DNA synthesis (LI(%)) and % of proTGFα-pos nuclei in cultured GSTp⁻ and GSTp⁺ hepatocytes. ³H-thymidine was added 24 h before harvesting of cells. The % of proTGFα-pos nuclei was determined after 48 h of culture. Symbols: Δ or open columns, GSTp⁻ cells; ▪ or dark columns, GSTp⁺ cells. In each of the experiments, 2000 nuclei of GSTp⁻ cells and 600 nuclei of GSTp⁺ cells were evaluated. Means±s.d. are given from separate experiments with cultures from five rats. Statistics of LI(%) in GSTp⁻ vs GSTp⁺ cells over time-course by Kruskal–Wallis test: (a) P<0.001. Statistics of LI(%) in GSTp⁻ cells vs GSTp⁺ cells at the last time point of evaluation by Wilcoxon's test: (b) P<0.01. Statistics of % of proTGFα-pos nuclei in GSTp⁻ vs GSTp⁺ cells by Wilcoxon's test: (c) P<0.001.

Figure 5

Mature TGFα increases the percentage of nuclei in S-phase (LI%) preferentially in GSTp⁻ hepatocytes without nuclear proTGFα. ³H-thymidine was added 24 h before harvesting of cells.
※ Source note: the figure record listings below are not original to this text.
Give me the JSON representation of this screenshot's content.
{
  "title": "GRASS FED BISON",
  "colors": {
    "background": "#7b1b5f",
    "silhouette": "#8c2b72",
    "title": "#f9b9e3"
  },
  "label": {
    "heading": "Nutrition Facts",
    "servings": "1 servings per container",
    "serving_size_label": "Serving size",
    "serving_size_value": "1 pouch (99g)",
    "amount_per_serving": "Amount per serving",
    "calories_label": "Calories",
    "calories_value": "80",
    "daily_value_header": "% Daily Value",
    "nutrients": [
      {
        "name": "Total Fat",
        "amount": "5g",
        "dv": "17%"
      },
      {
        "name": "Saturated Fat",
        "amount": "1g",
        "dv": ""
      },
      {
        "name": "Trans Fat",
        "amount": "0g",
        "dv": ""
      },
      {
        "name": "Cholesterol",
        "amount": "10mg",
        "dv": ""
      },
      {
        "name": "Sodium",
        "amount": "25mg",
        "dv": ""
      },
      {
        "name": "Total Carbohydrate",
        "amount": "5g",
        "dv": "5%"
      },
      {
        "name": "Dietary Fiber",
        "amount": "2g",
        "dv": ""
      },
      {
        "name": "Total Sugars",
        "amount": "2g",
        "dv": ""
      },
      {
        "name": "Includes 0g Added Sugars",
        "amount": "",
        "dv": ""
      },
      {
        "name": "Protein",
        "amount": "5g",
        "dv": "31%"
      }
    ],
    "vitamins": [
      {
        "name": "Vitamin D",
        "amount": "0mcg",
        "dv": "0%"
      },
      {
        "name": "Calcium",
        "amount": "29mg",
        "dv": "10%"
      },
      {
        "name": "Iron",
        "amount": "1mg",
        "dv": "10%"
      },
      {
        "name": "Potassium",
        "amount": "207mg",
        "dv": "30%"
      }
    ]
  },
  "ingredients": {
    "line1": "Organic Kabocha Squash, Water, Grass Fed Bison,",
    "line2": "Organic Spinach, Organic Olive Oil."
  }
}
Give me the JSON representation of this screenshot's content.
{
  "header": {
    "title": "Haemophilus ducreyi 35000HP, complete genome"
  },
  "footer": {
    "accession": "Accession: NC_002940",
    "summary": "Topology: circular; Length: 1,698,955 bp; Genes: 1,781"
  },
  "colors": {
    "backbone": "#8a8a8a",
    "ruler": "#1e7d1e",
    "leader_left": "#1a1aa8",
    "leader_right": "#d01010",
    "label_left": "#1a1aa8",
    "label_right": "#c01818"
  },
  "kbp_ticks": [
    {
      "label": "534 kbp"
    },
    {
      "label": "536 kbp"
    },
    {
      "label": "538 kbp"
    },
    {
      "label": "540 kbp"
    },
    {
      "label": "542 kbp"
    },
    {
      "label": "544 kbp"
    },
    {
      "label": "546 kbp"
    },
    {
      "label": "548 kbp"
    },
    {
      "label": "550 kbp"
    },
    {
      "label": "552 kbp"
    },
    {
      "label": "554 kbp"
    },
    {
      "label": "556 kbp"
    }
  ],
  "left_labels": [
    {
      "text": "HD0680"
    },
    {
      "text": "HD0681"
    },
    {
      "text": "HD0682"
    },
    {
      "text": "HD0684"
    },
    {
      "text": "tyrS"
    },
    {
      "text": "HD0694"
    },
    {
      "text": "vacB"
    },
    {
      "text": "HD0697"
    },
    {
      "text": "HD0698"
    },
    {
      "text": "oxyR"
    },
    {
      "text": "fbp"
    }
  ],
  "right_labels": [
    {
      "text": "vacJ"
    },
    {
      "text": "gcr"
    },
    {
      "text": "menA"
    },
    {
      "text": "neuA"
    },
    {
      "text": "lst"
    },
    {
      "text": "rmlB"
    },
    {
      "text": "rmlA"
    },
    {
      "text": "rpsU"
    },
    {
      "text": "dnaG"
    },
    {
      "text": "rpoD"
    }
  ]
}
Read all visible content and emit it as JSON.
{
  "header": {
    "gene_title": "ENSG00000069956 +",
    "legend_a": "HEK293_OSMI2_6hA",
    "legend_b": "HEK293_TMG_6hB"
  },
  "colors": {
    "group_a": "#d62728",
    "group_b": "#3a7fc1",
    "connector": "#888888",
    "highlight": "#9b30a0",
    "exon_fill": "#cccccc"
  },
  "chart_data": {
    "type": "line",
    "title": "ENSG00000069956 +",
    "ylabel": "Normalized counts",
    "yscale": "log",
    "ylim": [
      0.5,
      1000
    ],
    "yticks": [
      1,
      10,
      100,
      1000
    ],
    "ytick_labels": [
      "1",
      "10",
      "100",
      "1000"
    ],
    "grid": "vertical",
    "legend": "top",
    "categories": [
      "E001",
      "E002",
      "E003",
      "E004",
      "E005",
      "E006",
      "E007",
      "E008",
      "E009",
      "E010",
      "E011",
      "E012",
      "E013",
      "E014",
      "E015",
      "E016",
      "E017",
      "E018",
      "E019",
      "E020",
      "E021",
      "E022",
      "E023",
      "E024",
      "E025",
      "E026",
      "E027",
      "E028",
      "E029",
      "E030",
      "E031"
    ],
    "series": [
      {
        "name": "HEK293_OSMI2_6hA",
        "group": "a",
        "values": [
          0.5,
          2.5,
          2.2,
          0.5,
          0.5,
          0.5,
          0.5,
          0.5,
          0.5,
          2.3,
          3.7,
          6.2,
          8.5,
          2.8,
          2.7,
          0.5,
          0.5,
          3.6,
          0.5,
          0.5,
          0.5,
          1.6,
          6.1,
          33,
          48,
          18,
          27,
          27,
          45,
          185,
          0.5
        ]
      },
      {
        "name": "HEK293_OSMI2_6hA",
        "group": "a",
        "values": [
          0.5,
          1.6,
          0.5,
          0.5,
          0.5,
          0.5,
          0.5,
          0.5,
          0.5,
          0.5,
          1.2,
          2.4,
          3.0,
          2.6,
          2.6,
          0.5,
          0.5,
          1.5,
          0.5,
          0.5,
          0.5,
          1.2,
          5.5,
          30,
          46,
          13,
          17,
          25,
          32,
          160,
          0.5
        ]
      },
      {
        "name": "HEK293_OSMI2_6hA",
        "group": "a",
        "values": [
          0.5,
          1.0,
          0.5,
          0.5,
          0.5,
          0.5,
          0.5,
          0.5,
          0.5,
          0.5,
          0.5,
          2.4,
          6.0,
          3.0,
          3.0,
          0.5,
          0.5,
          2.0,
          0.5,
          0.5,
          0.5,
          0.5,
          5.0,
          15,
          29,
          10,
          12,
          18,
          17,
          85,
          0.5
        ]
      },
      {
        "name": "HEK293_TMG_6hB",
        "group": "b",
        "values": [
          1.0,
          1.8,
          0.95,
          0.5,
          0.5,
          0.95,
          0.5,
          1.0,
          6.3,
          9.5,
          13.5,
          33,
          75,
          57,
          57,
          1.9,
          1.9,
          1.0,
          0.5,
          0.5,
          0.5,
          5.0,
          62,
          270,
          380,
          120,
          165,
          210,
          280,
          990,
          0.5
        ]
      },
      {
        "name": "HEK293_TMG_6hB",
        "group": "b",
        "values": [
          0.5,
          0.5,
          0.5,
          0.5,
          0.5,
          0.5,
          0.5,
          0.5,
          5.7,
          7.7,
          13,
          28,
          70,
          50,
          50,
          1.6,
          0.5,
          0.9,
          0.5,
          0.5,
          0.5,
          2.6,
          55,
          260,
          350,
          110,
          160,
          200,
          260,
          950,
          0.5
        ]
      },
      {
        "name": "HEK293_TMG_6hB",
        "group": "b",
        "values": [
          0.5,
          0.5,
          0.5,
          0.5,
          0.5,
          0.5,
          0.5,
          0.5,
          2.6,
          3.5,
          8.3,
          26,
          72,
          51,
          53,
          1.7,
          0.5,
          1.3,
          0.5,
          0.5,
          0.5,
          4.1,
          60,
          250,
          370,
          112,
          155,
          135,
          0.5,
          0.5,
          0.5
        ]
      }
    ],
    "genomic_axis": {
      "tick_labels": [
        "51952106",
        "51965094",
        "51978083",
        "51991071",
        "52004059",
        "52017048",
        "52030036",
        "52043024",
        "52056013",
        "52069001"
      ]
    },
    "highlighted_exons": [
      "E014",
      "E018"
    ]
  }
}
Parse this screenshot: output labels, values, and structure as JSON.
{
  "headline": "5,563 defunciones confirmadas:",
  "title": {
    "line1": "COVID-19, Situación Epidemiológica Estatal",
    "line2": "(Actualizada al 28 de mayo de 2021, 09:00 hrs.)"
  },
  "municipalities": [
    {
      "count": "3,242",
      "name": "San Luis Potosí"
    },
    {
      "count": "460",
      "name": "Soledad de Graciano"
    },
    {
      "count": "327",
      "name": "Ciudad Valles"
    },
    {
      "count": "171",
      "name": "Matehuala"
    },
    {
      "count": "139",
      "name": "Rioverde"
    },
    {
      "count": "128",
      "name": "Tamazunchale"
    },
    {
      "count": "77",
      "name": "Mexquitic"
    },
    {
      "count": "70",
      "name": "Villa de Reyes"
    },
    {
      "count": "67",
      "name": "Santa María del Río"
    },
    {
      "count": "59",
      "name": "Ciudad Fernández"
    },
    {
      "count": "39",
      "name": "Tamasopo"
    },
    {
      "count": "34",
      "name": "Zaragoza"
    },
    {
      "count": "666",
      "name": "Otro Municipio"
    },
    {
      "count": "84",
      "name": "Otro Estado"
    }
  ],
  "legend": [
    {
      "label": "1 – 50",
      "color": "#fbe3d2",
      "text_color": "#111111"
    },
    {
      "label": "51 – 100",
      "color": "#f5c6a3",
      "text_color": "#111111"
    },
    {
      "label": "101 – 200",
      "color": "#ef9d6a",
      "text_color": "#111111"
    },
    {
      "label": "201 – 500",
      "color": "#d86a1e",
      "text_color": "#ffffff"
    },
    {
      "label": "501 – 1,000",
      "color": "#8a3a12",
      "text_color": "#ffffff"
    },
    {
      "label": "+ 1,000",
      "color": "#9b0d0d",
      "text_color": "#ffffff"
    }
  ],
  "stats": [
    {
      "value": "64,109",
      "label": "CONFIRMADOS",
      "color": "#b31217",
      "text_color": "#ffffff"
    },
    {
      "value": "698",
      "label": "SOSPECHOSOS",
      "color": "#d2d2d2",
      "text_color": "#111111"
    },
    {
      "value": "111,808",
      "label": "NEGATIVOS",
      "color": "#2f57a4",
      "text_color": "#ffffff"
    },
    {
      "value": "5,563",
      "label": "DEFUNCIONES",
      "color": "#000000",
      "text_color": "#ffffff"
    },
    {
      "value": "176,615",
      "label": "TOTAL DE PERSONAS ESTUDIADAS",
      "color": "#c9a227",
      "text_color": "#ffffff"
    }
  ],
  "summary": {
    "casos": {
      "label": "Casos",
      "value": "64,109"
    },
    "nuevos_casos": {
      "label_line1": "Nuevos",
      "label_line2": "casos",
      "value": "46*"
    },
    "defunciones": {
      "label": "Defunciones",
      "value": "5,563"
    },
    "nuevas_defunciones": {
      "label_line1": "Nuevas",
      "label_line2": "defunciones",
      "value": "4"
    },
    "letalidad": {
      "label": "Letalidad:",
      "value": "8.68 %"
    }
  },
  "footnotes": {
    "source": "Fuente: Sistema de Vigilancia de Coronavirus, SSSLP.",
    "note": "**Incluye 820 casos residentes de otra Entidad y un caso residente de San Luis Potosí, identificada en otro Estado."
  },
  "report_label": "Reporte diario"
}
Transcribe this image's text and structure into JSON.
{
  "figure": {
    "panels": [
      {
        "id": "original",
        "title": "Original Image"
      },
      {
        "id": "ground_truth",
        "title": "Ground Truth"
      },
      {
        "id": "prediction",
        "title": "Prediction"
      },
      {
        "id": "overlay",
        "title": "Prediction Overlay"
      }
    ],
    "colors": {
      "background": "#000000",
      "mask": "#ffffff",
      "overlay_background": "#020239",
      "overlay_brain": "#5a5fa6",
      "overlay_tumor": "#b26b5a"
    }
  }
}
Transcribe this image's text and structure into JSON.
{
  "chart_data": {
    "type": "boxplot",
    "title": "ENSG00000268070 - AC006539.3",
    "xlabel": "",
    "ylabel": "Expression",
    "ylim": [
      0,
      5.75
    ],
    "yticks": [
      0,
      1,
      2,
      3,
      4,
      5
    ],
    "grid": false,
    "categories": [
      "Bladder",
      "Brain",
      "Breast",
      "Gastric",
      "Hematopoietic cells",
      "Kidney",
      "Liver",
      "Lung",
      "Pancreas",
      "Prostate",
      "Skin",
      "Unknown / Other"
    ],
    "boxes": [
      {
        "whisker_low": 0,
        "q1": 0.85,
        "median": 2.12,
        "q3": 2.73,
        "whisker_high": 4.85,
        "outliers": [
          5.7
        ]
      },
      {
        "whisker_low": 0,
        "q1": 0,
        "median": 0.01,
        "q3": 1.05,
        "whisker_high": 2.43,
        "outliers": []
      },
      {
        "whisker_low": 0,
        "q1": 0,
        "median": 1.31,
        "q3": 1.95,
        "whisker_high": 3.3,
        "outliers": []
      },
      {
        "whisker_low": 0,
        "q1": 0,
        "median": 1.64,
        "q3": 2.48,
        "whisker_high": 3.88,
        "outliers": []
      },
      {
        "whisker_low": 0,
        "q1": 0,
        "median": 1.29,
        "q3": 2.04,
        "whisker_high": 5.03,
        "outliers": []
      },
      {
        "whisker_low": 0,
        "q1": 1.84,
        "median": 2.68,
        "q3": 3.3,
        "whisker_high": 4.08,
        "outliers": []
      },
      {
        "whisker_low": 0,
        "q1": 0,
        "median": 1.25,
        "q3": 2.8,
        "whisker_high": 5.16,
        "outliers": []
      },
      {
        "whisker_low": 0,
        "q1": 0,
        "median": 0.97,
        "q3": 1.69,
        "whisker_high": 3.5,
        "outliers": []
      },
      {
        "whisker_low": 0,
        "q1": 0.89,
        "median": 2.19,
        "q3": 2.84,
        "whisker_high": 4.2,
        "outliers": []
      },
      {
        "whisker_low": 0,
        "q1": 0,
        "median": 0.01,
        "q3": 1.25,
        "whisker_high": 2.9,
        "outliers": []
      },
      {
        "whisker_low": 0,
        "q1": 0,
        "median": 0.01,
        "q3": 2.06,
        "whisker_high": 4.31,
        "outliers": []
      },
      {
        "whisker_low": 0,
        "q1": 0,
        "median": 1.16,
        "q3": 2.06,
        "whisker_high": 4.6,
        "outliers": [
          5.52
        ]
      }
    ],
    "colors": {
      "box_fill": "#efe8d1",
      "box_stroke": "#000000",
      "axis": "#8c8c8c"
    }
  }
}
The percentages of replicating and of proTGFα-pos nuclei were determined after 48 h of culture. For the number of experiments and cells scored, see Figure 4. Hatched portions of the bars indicate LI of proTGFα-pos nuclei; nonhatched portions of the bars indicate LI of proTGFα-neg nuclei; the sum of the hatched and unhatched portion (total bar) indicates LI of all nuclei; Co: DMSO-control; TGFα: mature TGFα; Tyr: Tyrphostin A25. Statistics by Student's t-test: (a) P<0.05.

Figure 6

Transforming growth factor β1 reduces DNA synthesis and proTGFα-pos nuclei in GSTp⁻ and GSTp⁺ cells cultured for 48 h. ³H-thymidine was added 24 h before harvesting of cells. Symbols: Δ, GSTp⁻ cells, ▪, GSTp⁺ cells. Data are calculated as fold control; absolute values are given in Table 1; number of experiments and cells scored see Figure 4. Means±s.d. are given. Statistics by Kruskal–Wallis test for dose–response effects within a cell population: (a) P<0.01; (b) P<0.05.

Figure 7

Cyproterone acetate induces DNA synthesis and proTGFα-pos nuclei in GSTp⁻ and GSTp⁺ cells cultured for 48 h. ³H-thymidine was added 24 h before harvesting of cells. Symbols: light columns, GSTp⁻ cells; dark columns, GSTp⁺ cells. For the number of experiments and cells scored, see Figure 4. Means±s.d. are given. Statistics by Wilcoxon's test for Co vs CPA: (a) P<0.01; (b) P<0.05.